When it rains in Houston, it pours -- and the increasing frequency of devastating flooding has left some southwest Houston residents wondering if it's worth it to rebuild.

Over the last two years, two major flash floods have ravaged the city as slow-moving thunderstorms dumped several inches of rain in mere hours. When flash flooding struck in April 2016, some homeowners were just finishing repairs from the Memorial Day flood of 2015.

In Meyerland, beautiful homes in a once-thriving community now sit abandoned as the families who lost so much more than once have moved out. Water has destroyed dozens of homes, leaving neighbors with the difficult decision to uproot their lives or stay and lift their home.

"Eighty percent of the houses here are empty or vacant after the second year of the flood," said Lois Milstead, who bucked the trend and moved into a newly remodeled Meyerland home earlier this year. "I realize that the house here has flooded four times. Water was up five feet in the house."

Many of Milstead's neighbors have since torn down their homes or left the neighborhood -- but she hopes to convince them to lift their homes.

"There's a lot of companies out here, probably three companies out here, doing lifts and they're doing beautiful work," Milstead said. "I just think we need to offer a better financial option for the residents."

For Shimon Atzil, the decision to lift was an easy one. After living in Meyerland for nearly two decades, the Memorial Day flood sent three feet of water gushing into his home.

"It's more affordable to live in the house, so that's why you want to lift and then remodel versus tear down and start a new one," Atzil said.

But the cost to lift is steep -- Atzil received a $460,000 quote from a contractor, so he decided to do it himself, brick by brick.

"I'm really good with my hands.
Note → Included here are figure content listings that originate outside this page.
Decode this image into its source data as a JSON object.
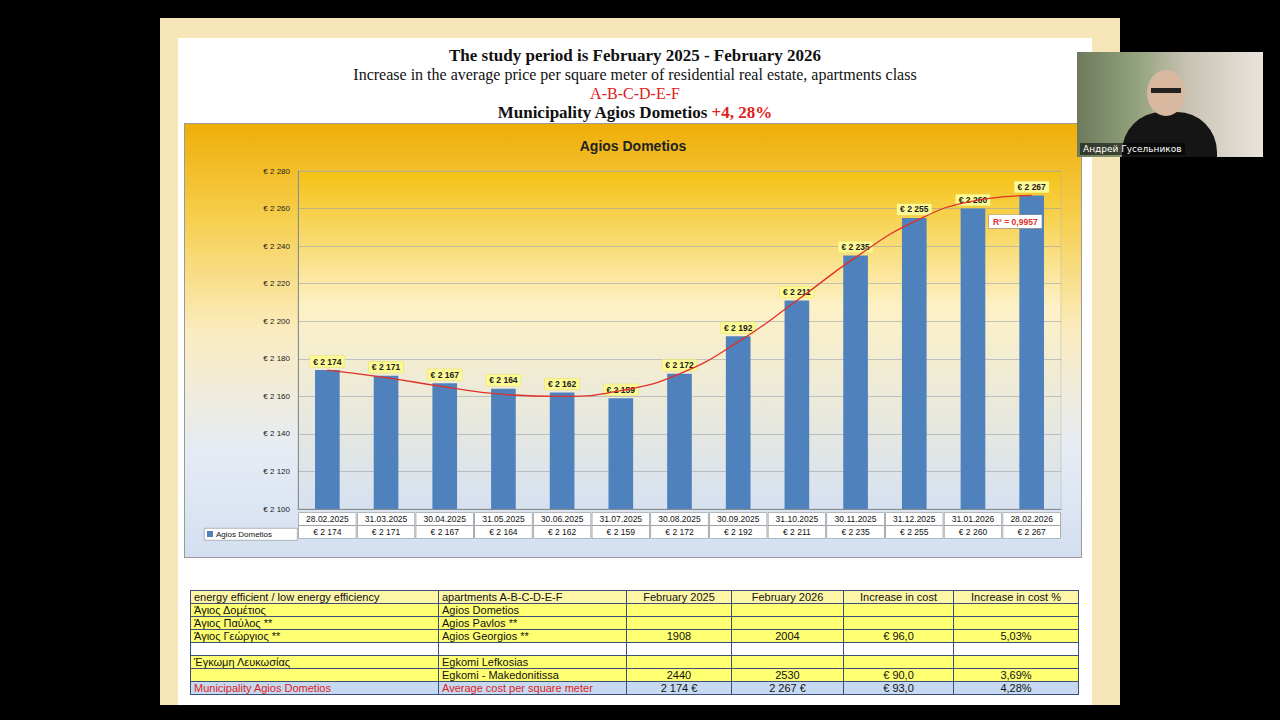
{
  "header": {
    "line1": "The study period is February 2025 - February 2026",
    "line2": "Increase in the average price per square meter of residential real estate, apartments class",
    "line3": "A-B-C-D-E-F",
    "municipality": "Municipality Agios Dometios",
    "change": "+4, 28%"
  },
  "chart_data": {
    "type": "bar",
    "title": "Agios Dometios",
    "categories": [
      "28.02.2025",
      "31.03.2025",
      "30.04.2025",
      "31.05.2025",
      "30.06.2025",
      "31.07.2025",
      "30.08.2025",
      "30.09.2025",
      "31.10.2025",
      "30.11.2025",
      "31.12.2025",
      "31.01.2026",
      "28.02.2026"
    ],
    "series": [
      {
        "name": "Agios Dometios",
        "type": "bar",
        "color": "#4f81bd",
        "values": [
          2174,
          2171,
          2167,
          2164,
          2162,
          2159,
          2172,
          2192,
          2211,
          2235,
          2255,
          2260,
          2267
        ],
        "value_labels": [
          "€ 2 174",
          "€ 2 171",
          "€ 2 167",
          "€ 2 164",
          "€ 2 162",
          "€ 2 159",
          "€ 2 172",
          "€ 2 192",
          "€ 2 211",
          "€ 2 235",
          "€ 2 255",
          "€ 2 260",
          "€ 2 267"
        ]
      },
      {
        "type": "line",
        "color": "#e0302a",
        "line_style": "solid",
        "marker": "none",
        "values": [
          2174,
          2170,
          2165,
          2161,
          2160,
          2163,
          2172,
          2189,
          2211,
          2234,
          2253,
          2264,
          2267
        ]
      }
    ],
    "annotations": [
      {
        "text": "R² = 0,9957"
      }
    ],
    "ylim": [
      2100,
      2280
    ],
    "yticks": [
      {
        "value": 2100,
        "label": "€ 2 100"
      },
      {
        "value": 2120,
        "label": "€ 2 120"
      },
      {
        "value": 2140,
        "label": "€ 2 140"
      },
      {
        "value": 2160,
        "label": "€ 2 160"
      },
      {
        "value": 2180,
        "label": "€ 2 180"
      },
      {
        "value": 2200,
        "label": "€ 2 200"
      },
      {
        "value": 2220,
        "label": "€ 2 220"
      },
      {
        "value": 2240,
        "label": "€ 2 240"
      },
      {
        "value": 2260,
        "label": "€ 2 260"
      },
      {
        "value": 2280,
        "label": "€ 2 280"
      }
    ],
    "grid": true,
    "data_labels": true,
    "legend": "bottom left"
  },
  "table": {
    "header": [
      "energy efficient / low energy efficiency",
      "apartments A-B-C-D-E-F",
      "February 2025",
      "February 2026",
      "Increase in cost",
      "Increase in cost  %"
    ],
    "rows": [
      [
        "Άγιος Δομέτιος",
        "Agios Dometios",
        null,
        null,
        null,
        null
      ],
      [
        "Άγιος Παύλος **",
        "Agios Pavlos **",
        null,
        null,
        null,
        null
      ],
      [
        "Άγιος Γεώργιος **",
        "Agios Georgios **",
        "1908",
        "2004",
        "€ 96,0",
        "5,03%"
      ],
      [
        null,
        null,
        null,
        null,
        null,
        null
      ],
      [
        "Έγκωμη Λευκωσίας",
        "Egkomi Lefkosias",
        null,
        null,
        null,
        null
      ],
      [
        null,
        "Egkomi - Makedonitissa",
        "2440",
        "2530",
        "€ 90,0",
        "3,69%"
      ],
      [
        "Municipality  Agios Dometios",
        "Average cost per square meter",
        "2 174 €",
        "2 267 €",
        "€ 93,0",
        "4,28%"
      ]
    ]
  },
  "video_tile": {
    "name": "Андрей Гусельников"
  }
}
I've done some homes before. I done that kind of work. Never lift a house, so it came to me that if I support the house in certain ways and certain place and it should work," he remarked.

Milstead watched from next door as Atzil lifted his home block by block, and the two decided to team up to make home lifting more affordable for their neighbors. While contractors quoted $45 per square foot, the two neighbors lift houses for only $25 per square foot on average.

"If your house is totally remodeled, we can still lift it up with no damage whatsoever. That's the system," Shimon explained.

The two neighbors endured the troubled waters together, and they are now working to lift homes and spirits to keep Meyerland afloat in the face of rising water.